Although developed only recently, inorganic halide perovskite quantum dot systems have exhibited comparable and even better performances than traditional QDs in many fields.
By preparing highly emissive inorganic perovskite quantum dots (IPQDs) at room temperature, IPQDs’ superior optical merits could lead to promising applications in lighting and displays.
Quantum dot TVs and displays
The most commonly known use of quantum dots nowadays may be TV screens. Samsung and LG launched their QLED TVs in 2015, and a few other companies followed not long after.
Quantum dots, because they are both photo-active (photoluminescent) and electro-active (electroluminescent) and have unique physical properties, will be at the core of next-generation displays. Compared to organic luminescent materials used in organic light emitting diodes (OLEDs), QD-based materials have purer colors, longer lifetime, lower manufacturing cost, and lower power consumption. Another key advantage is that, because QDs can be deposited on virtually any substrate, you can expect printable and flexible even rollable quantum dot displays of all sizes.
Quantum Dots in Quantum Information Processing
A quantum dot is the structure on a semiconductor that is able to confine electrons in three dimensions such that discrete energy levels are obtained. The quantum dot behaves as an artificial atom, whose properties can be controlled. Quantum dots can be formed spontaneously by depositing a semiconductor material on a substrate with different lattice spacing (this configuration is known as a heterostructure). The quantum dots have a bowl-like shape with a diameter ∼100 nm and height ∼30 nm, as illustrated in Fig. 13.26. The layer of AlGaAs of ∼5 nm thickness is placed between two thicker layers of GaAs. The lower GaAs layer is n doped to provide free electrons at the upper GaAs–AlGaAs interface, forming a so-called2D) “electron gas”.
This process of formation of 2D electron gas is equivalent to total internal reflection, as two interface layers serve as boundaries of layers with different refractive indices. Furthermore, an array of metal contacts (gates) is placed on the top of the upper GaAs layer (50–10 nm above the 2D electron gas). External voltages are applied on these gates to restrict movement of the electrons in the horizontal plane. 3D potential wells are induced in the region among metal electrodes.
There are many different schemes that can be used by employing this concept. One approach is based on electron–hole pairs, also known as excitons, whose energy is given by Eexcitons = Ebg – Ebe, where Ebg is the band-gap energy and Ebe is the binding energy of electron–hole pairs. Now by using two quantum dots, the entangled qubits can be formed. The electron and hole can be in the first dot, representing the state |0〉, or in the second dot, representing the state |1〉.

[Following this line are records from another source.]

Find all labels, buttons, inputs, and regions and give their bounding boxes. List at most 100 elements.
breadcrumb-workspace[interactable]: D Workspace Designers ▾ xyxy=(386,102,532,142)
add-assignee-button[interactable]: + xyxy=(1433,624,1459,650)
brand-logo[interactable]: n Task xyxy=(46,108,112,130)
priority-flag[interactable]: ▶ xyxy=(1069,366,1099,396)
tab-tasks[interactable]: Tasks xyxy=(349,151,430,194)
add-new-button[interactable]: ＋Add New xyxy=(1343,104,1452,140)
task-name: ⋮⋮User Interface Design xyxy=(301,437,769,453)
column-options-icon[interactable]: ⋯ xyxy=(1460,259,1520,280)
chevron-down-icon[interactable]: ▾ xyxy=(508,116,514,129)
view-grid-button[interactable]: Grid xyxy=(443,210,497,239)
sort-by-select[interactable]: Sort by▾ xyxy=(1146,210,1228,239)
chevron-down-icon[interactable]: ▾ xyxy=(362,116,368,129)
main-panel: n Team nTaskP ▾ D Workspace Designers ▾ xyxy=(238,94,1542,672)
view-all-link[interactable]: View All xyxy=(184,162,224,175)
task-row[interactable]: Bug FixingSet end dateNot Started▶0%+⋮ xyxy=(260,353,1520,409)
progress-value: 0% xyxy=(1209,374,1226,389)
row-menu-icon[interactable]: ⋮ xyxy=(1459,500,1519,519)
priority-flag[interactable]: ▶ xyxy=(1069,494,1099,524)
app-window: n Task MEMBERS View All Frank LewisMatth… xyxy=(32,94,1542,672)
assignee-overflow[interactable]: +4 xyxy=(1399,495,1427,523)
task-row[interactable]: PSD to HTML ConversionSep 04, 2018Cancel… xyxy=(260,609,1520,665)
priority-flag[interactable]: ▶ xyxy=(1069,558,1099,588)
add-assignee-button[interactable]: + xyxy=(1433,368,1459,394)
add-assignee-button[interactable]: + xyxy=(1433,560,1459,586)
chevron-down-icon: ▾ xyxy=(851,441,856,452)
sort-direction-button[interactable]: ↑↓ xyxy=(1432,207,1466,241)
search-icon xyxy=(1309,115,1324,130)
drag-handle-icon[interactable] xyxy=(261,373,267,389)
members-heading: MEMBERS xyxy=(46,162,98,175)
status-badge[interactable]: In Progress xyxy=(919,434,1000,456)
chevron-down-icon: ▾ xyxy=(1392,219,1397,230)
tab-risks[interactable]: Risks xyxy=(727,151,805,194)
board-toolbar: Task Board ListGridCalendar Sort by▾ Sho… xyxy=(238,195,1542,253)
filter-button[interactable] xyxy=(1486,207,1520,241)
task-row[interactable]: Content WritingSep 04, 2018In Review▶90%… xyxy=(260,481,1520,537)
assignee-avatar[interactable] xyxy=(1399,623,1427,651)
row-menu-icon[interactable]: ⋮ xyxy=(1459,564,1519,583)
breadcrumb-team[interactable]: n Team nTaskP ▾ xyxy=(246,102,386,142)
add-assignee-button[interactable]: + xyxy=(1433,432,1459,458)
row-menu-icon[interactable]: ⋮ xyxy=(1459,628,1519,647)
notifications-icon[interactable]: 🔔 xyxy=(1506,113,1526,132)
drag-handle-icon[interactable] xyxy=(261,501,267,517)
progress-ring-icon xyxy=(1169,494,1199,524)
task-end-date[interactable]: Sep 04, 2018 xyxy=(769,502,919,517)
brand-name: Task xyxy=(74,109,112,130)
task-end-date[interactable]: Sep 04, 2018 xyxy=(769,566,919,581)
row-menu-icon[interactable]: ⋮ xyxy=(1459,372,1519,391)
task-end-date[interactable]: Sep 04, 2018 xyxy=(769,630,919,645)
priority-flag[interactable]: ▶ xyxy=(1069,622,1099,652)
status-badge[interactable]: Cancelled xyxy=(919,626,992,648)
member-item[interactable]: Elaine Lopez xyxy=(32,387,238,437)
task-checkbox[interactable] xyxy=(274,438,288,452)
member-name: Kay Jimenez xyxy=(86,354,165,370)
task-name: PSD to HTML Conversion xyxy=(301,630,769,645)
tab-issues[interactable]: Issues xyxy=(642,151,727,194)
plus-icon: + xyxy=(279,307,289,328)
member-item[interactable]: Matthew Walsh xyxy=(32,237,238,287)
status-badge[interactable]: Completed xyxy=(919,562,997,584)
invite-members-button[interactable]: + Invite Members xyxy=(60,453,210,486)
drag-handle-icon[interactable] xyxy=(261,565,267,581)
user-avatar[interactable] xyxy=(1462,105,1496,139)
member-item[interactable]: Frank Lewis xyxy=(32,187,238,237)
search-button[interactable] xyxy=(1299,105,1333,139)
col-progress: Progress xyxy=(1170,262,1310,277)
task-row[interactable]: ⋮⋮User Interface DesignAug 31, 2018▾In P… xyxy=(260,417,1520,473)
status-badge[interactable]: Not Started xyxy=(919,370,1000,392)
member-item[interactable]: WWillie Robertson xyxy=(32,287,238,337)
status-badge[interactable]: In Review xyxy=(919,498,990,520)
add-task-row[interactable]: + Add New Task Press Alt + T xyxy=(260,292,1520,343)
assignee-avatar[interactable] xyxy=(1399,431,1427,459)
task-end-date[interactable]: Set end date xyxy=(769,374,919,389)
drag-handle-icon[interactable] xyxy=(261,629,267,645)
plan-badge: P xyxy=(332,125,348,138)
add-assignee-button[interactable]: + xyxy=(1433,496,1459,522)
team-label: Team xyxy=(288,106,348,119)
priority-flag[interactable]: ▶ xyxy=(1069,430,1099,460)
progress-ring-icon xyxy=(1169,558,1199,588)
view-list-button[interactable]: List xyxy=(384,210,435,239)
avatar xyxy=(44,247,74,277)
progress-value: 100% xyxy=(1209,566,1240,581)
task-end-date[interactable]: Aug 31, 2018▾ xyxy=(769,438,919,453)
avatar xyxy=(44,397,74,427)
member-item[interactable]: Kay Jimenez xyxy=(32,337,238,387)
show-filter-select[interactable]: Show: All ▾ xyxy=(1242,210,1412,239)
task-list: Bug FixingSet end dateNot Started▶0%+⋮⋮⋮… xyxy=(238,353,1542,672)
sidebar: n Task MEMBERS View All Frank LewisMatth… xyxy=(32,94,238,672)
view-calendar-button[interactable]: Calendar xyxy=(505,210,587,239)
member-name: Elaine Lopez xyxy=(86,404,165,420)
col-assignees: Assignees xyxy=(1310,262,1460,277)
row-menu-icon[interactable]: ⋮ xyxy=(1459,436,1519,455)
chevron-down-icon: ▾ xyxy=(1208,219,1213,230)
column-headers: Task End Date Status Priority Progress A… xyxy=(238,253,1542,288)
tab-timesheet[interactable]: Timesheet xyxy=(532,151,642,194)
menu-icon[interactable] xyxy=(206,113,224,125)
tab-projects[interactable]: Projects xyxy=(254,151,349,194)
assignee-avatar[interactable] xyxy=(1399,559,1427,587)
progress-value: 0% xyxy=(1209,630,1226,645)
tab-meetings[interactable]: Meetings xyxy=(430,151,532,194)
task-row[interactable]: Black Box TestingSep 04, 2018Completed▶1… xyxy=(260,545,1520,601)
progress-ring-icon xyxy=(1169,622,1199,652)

Let the first qubit correspond to the electron and the second qubit correspond to the hole. The state |00〉 denotes that the electron–hole pair is located in the first dot, while the |11〉 state denotes that the electron–hole pair is located in the second dot. The state |01〉 denotes that the electron is in the first dot and the hole is in the second dot. Finally, the state |10〉 denotes that the hole is in the first dot and the electron is in the second dot. By providing that the distance between two interacting dots is ∼5 nm, the electron and holes can tunnel from one dot to the other dot.